Where the Truth Lies by Jessica Warman

Title: Where the Truth Lies
Author: Jessica Warman
Age Group: Teens
# of Pages: 320
My Rating: 4.5/5

To everyone, Emily has a perfect life. She attends a prep school where her father is the headmaster of and has three best friends. However, for most of her life she has been having nightmares frequently, about either water or fire, but doesn't know why. She goes to therapy frequently but nothing helps.

Enter Del Sugar, a new boy in school with a mysterious background and has an attraction to Emily. She doesn't understand why he likes her, but nonetheless is compelled by his bad boy charm. Being with him makes her feel alive and she loves every second of it. But then the truth of Emily's past starts to unravel and things start to fall apart. What will she decide in the end?

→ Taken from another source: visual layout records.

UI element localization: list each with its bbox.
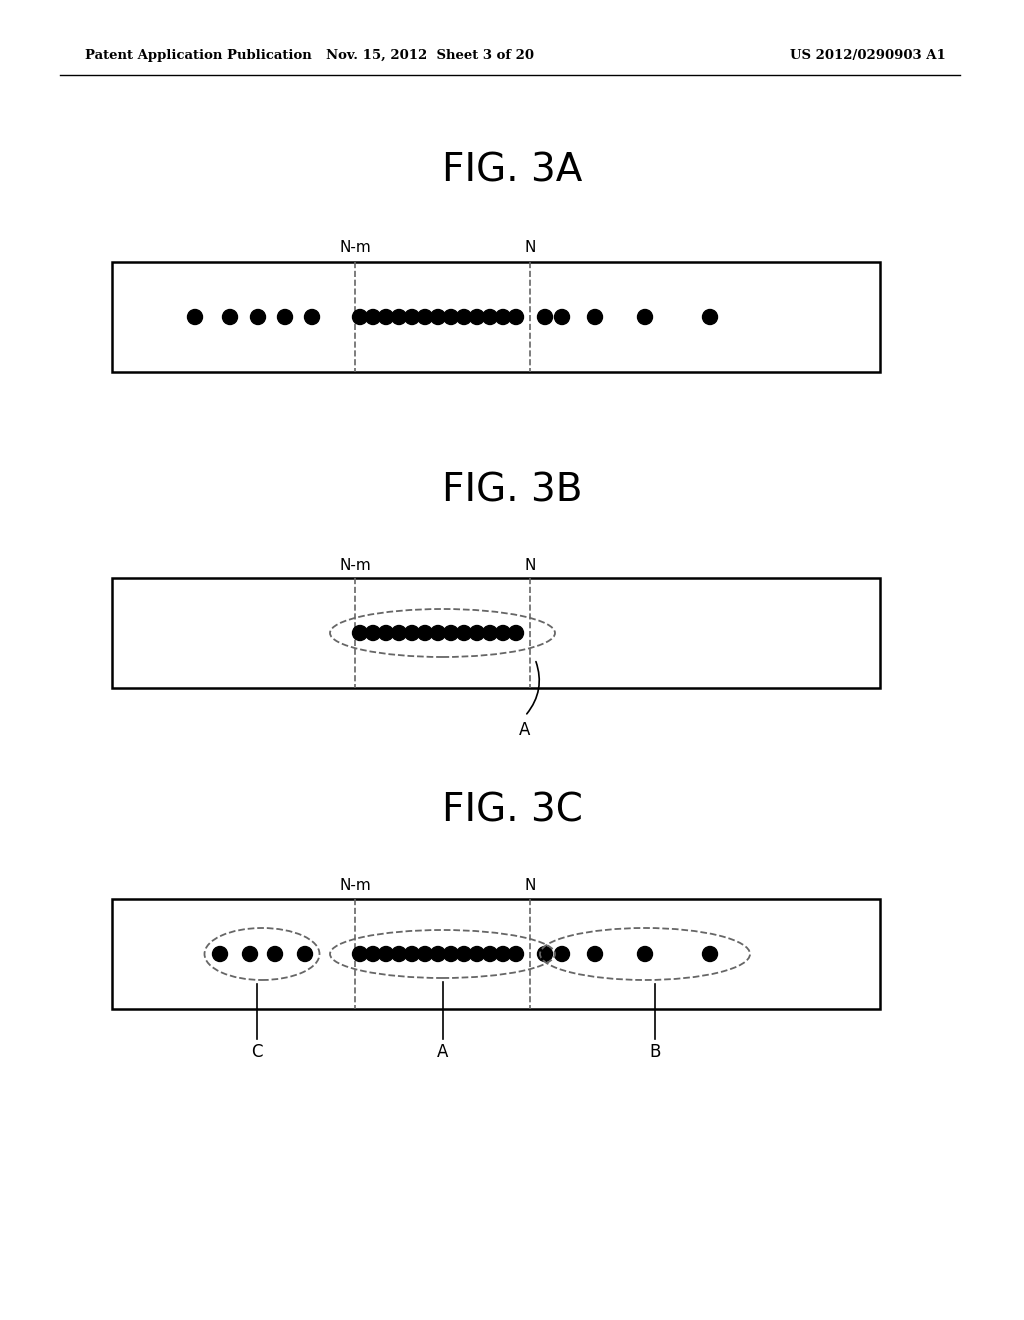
Text: Patent Application Publication: Patent Application Publication — [85, 49, 311, 62]
Circle shape — [379, 309, 393, 325]
Bar — [112, 261, 880, 372]
Circle shape — [555, 946, 569, 961]
Circle shape — [213, 946, 227, 961]
Circle shape — [404, 626, 420, 640]
Circle shape — [469, 309, 484, 325]
Circle shape — [509, 626, 523, 640]
Circle shape — [457, 946, 471, 961]
Circle shape — [379, 626, 393, 640]
Circle shape — [391, 946, 407, 961]
Text: N: N — [524, 240, 536, 256]
Circle shape — [430, 309, 445, 325]
Circle shape — [379, 946, 393, 961]
Circle shape — [496, 626, 511, 640]
Circle shape — [702, 309, 718, 325]
Circle shape — [509, 946, 523, 961]
Circle shape — [588, 309, 602, 325]
Text: N-m: N-m — [339, 240, 371, 256]
Bar — [112, 899, 880, 1008]
Circle shape — [404, 946, 420, 961]
Circle shape — [418, 946, 432, 961]
Circle shape — [298, 946, 312, 961]
Circle shape — [430, 626, 445, 640]
Text: A: A — [519, 721, 530, 739]
Circle shape — [555, 309, 569, 325]
Circle shape — [443, 626, 459, 640]
Circle shape — [391, 309, 407, 325]
Text: Nov. 15, 2012  Sheet 3 of 20: Nov. 15, 2012 Sheet 3 of 20 — [326, 49, 534, 62]
Circle shape — [352, 309, 368, 325]
Circle shape — [457, 309, 471, 325]
Text: N-m: N-m — [339, 879, 371, 894]
Circle shape — [638, 946, 652, 961]
Circle shape — [469, 626, 484, 640]
Circle shape — [243, 946, 257, 961]
Text: FIG. 3C: FIG. 3C — [441, 791, 583, 829]
Circle shape — [638, 309, 652, 325]
Text: B: B — [649, 1043, 660, 1061]
Text: US 2012/0290903 A1: US 2012/0290903 A1 — [790, 49, 946, 62]
Text: N: N — [524, 557, 536, 573]
Bar — [112, 578, 880, 688]
Circle shape — [443, 946, 459, 961]
Circle shape — [496, 946, 511, 961]
Text: N: N — [524, 879, 536, 894]
Circle shape — [418, 626, 432, 640]
Text: A: A — [437, 1043, 449, 1061]
Circle shape — [538, 946, 553, 961]
Text: N-m: N-m — [339, 557, 371, 573]
Text: FIG. 3B: FIG. 3B — [441, 471, 583, 510]
Circle shape — [496, 309, 511, 325]
Circle shape — [304, 309, 319, 325]
Circle shape — [538, 309, 553, 325]
Text: FIG. 3A: FIG. 3A — [441, 150, 583, 189]
Circle shape — [267, 946, 283, 961]
Circle shape — [187, 309, 203, 325]
Text: C: C — [251, 1043, 263, 1061]
Circle shape — [418, 309, 432, 325]
Circle shape — [482, 309, 498, 325]
Circle shape — [469, 946, 484, 961]
Circle shape — [352, 626, 368, 640]
Circle shape — [366, 626, 381, 640]
Circle shape — [702, 946, 718, 961]
Circle shape — [278, 309, 293, 325]
Circle shape — [482, 626, 498, 640]
Circle shape — [251, 309, 265, 325]
Circle shape — [430, 946, 445, 961]
Circle shape — [366, 309, 381, 325]
Circle shape — [366, 946, 381, 961]
Circle shape — [391, 626, 407, 640]
Circle shape — [482, 946, 498, 961]
Circle shape — [588, 946, 602, 961]
Circle shape — [352, 946, 368, 961]
Circle shape — [457, 626, 471, 640]
Circle shape — [443, 309, 459, 325]
Circle shape — [404, 309, 420, 325]
Circle shape — [509, 309, 523, 325]
Circle shape — [222, 309, 238, 325]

When I first started out the novel, it was readable but didn't completely grab my attention. I had it by my bed for about two months until I decided to take a stab at it again.

The more I read, the more I was seeing bits of myself in Emily. When you have a character that you strongly relate to in any sense, you want to continue reading til the end to see what will happen to them. I won't spoil anything but everything her parents did was in order to protect her. I felt that she was similar to me in that aspect because I have such conservative parents and they won't let me do anything; but I know in the end they want what is best for me.

I found Del's part to be so interesting because he didn't like Emily for no apparent reason, compared to most YA novels I've read. Del is a very complex character and has quite a history of his own. I like that there are a lot of dimensions to him and Emily. So it was quite fascinating to read how both reacted to the same situation differently because of their mindset. Another character I found quite unique was Emily's long-time friend, Stephanie, because she had the biggest brother complex on the planet. The aspect she plays in the novel is that friends sometimes do no last forever and I love how the author added that to the book. No matter how long of a history that you and a friend may have, there are things in life that will separate you over time.

After reading this novel, especially if you're a young adult, it really does put things into perspective when it comes to being responsible. Emily did something that changed her life forever. It really put a huge strain on her and made her question a lot of things. I would be devastated if she was my daughter and knew what she went through. It really made me appreciate my parents.

This is a fantastic novel dealing with growing up and making hard decisions in life. Where the Truth Lies gives everyone something to think about.

Review copy provided by Penguin Canada.